Soweit der Kläger das Vorliegen eines Härtefalles und dabei seine Bedürftigkeit sowie persönliche Umstände seiner Kinder im Zusammenhang mit der erfolgten Scheidung geltend macht, rechtfertigt dies keine abweichende Beurteilung.
Ein Härteausgleich findet lediglich in den Fällen statt, in denen sich der Versorgungsausgleich beim Ausgleichsberechtigten nur geringfügig ausgewirkt hat, was vorliegend angesichts des mehr als 20-jährigen Rentenbezugs der Versicherten zweifellos nicht der Fall ist. Das Gesetz sieht neben der Regelung des § 37 VersAusglG keine Härteregelung für den jeweiligen Einzelfall vor, so dass die vom Kläger geltend gemachten Gesichtspunkte keine abweichende Beurteilung zulassen. Dies begegnet keinen verfassungsrechtlichen Bedenken. Das durch das Erste Eherechtsreformgesetz vom 14. Juni 1976 (BGBl. I, S. 1421 ff.) am 1. Juli 1977 in Kraft getretene Rechtsinstitut des Versorgungsausgleichs zwischen Ehegatten im Falle einer Scheidung ist grundsätzlich verfassungsgemäß (Bundesverfassungsgericht (BVerfG), Urteil vom 28. Februar 1980 - 1 BvL 17/77 – juris) und die aufgrund der Ausführungen des BVerfG zum Fehlen einer Härtefallregelung vom Gesetzgeber zunächst geschaffene Vorschrift des § 4 Abs. 2 Gesetz zur Regelung von Härten beim Versorgungsausgleich (VAHRG) – Vorgängernorm des § 37 VersAusglG – war verfassungsrechtlich nicht zu beanstanden (BVerfG, Urteil vom 5. Juli 1989 – 1 BvL 11/87, 1 BvR 1053/87, 1 BvR 556/88 – juris). Insbesondere hat das BVerfG von Verfassung wegen eine einzelfallbezogene Härteregelung nicht für geboten erachtet (BVerfG, Urteil vom 5. Juli 1989, a.a.O., juris, Rn. 48 ff.).

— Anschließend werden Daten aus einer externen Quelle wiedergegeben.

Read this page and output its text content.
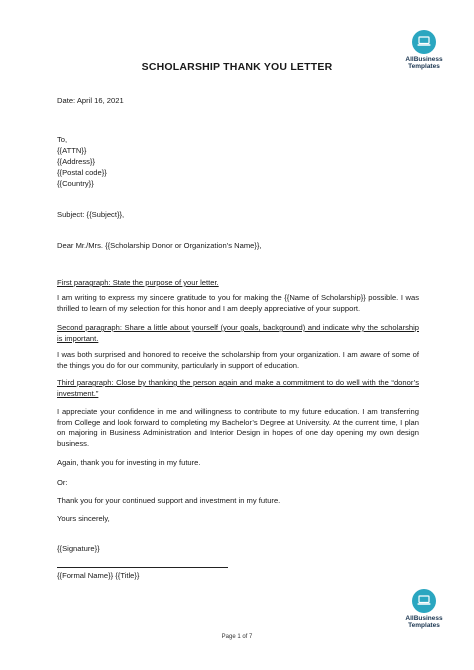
AllBusiness
Templates
SCHOLARSHIP THANK YOU LETTER

Date: April 16, 2021

To,

{{ATTN}}

{{Address}}

{{Postal code}}

{{Country}}

Subject: {{Subject}},

Dear Mr./Mrs. {{Scholarship Donor or Organization’s Name}},

First paragraph: State the purpose of your letter.

I am writing to express my sincere gratitude to you for making the {{Name of Scholarship}} possible. I was thrilled to learn of my selection for this honor and I am deeply appreciative of your support.

Second paragraph: Share a little about yourself (your goals, background) and indicate why the scholarship is important.

I was both surprised and honored to receive the scholarship from your organization. I am aware of some of the things you do for our community, particularly in support of education.

Third paragraph: Close by thanking the person again and make a commitment to do well with the “donor’s investment.”

I appreciate your confidence in me and willingness to contribute to my future education. I am transferring from College and look forward to completing my Bachelor’s Degree at University. At the current time, I plan on majoring in Business Administration and Interior Design in hopes of one day opening my own design business.

Again, thank you for investing in my future.

Or:

Thank you for your continued support and investment in my future.

Yours sincerely,

{{Signature}}

{{Formal Name}} {{Title}}

AllBusiness
Templates
Page 1 of 7
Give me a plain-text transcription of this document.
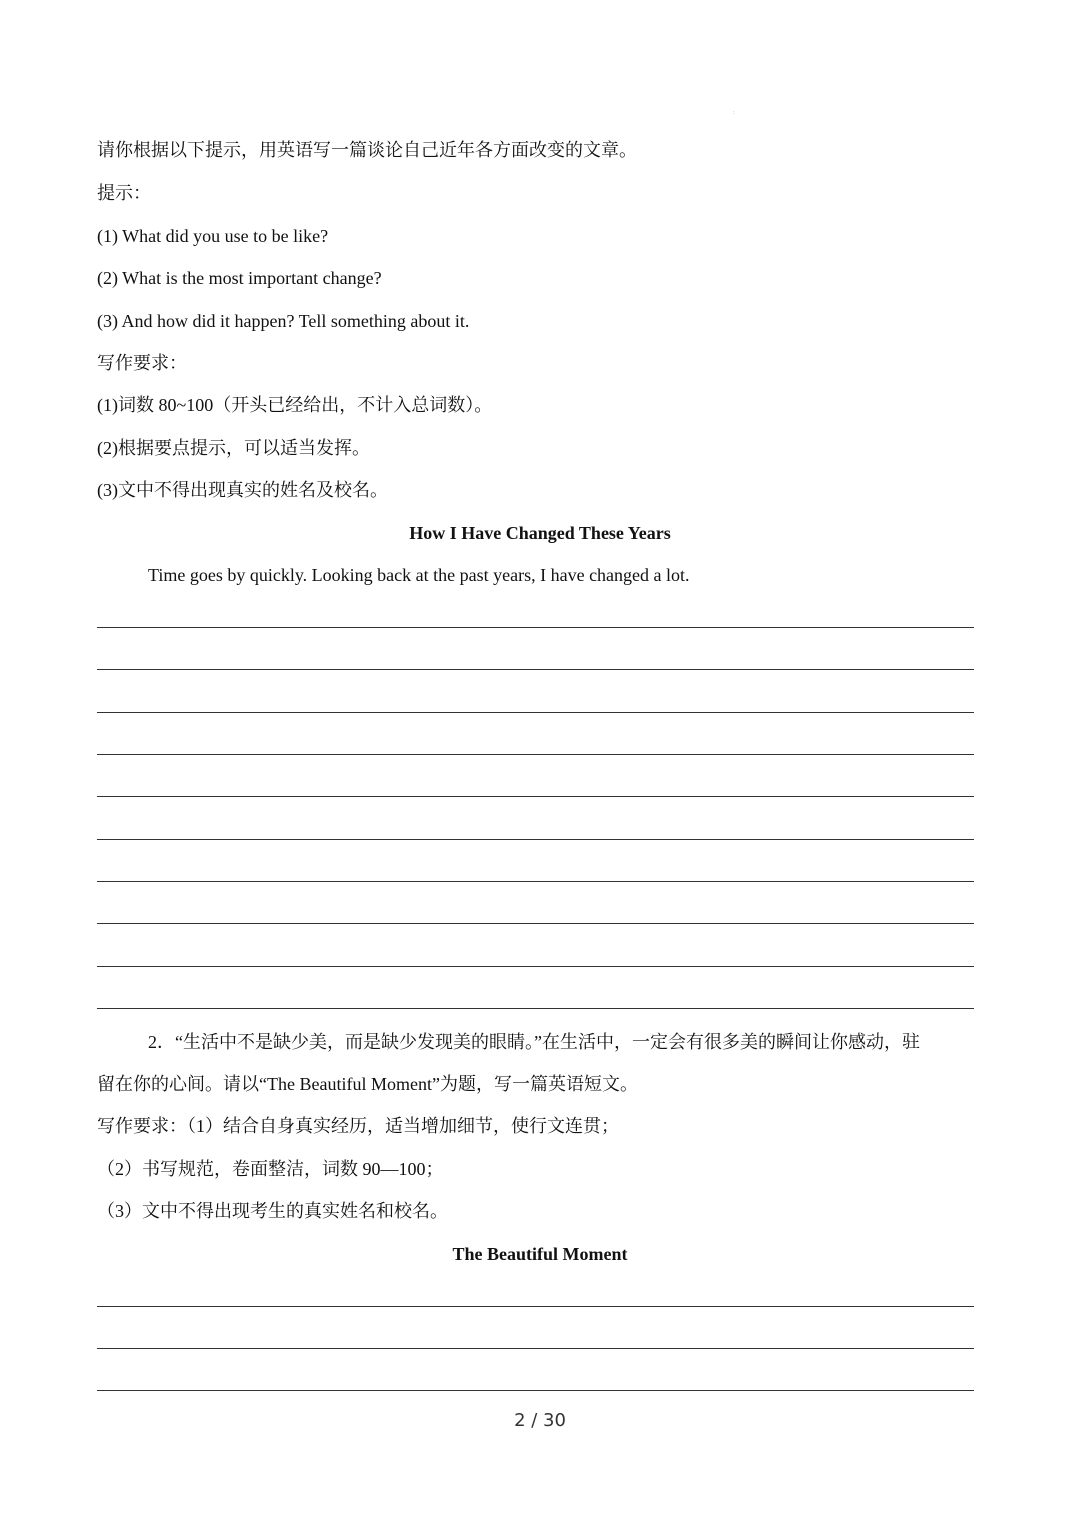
:
请你根据以下提示，用英语写一篇谈论自己近年各方面改变的文章。
提示：
(1) What did you use to be like?
(2) What is the most important change?
(3) And how did it happen? Tell something about it.
写作要求：
(1)词数 80~100（开头已经给出，不计入总词数）。
(2)根据要点提示，可以适当发挥。
(3)文中不得出现真实的姓名及校名。
How I Have Changed These Years
Time goes by quickly. Looking back at the past years, I have changed a lot.
2．“生活中不是缺少美，而是缺少发现美的眼睛。”在生活中，一定会有很多美的瞬间让你感动，驻
留在你的心间。请以“The Beautiful Moment”为题，写一篇英语短文。
写作要求：（1）结合自身真实经历，适当增加细节，使行文连贯；
（2）书写规范，卷面整洁，词数 90—100；
（3）文中不得出现考生的真实姓名和校名。
The Beautiful Moment
2 / 30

Gründe, die es rechtfertigen könnten, die Verfassungsmäßigkeit des § 37 VersAusglG abweichend zu beurteilen, sind nicht erkennbar. Zu Recht hat das BSG in seinem bereits vom SG herangezogenen Urteil vom 11. Februar 2015 (a.a.O.) darauf hingewiesen, dass mit dieser Norm die Grenze, bis zu der ein Versorgungsbezug des Ausgleichsberechtigten einer Anpassung nicht entgegensteht, gegenüber dem früheren Recht zu Gunsten des Ausgleichspflichtigen mit der erfolgten Umstellung von einer Wert- auf eine Zeitgrenze faktisch sogar noch um ein Jahr (von 24 auf 36 Monate) verlängert wurde. Auch der Senat schließt sich dieser Rechtsauffassung nach eigener Prüfung an. Die Begrenzung des Wegfalls der Versorgungskürzung auf Fälle eines Rentenbezugs von bis zu 36 Monaten ist mit dem Grundgesetz (GG) vereinbar; die Regelung verstößt insbesondere nicht gegen Art. 14 Abs. 1 Satz 1 GG, Art. 6 Abs. 1 GG oder Art. 3 Abs. 2 GG (zur Verfassungsmäßigkeit des § 37 Abs. 2 VersAusglG: BSG, Urteil vom 11. Februar 2015 – B 13 R 9/14 R –, a.a.O.; Breuers, in: Herberger/Martinek/Rüßmann/Weth/Würdinger, jurisPK-BGB, Stand: April 2020, § 37 VersAusglG, Rn. 18).
3. Die Kostenentscheidung beruht auf § 193 Absatz 1 Satz 1, Abs. 4 SGG.
4. Die Revision war nicht zuzulassen, da Gründe hierfür (vgl. § 160 Abs. 2 SGG) nicht vorliegen.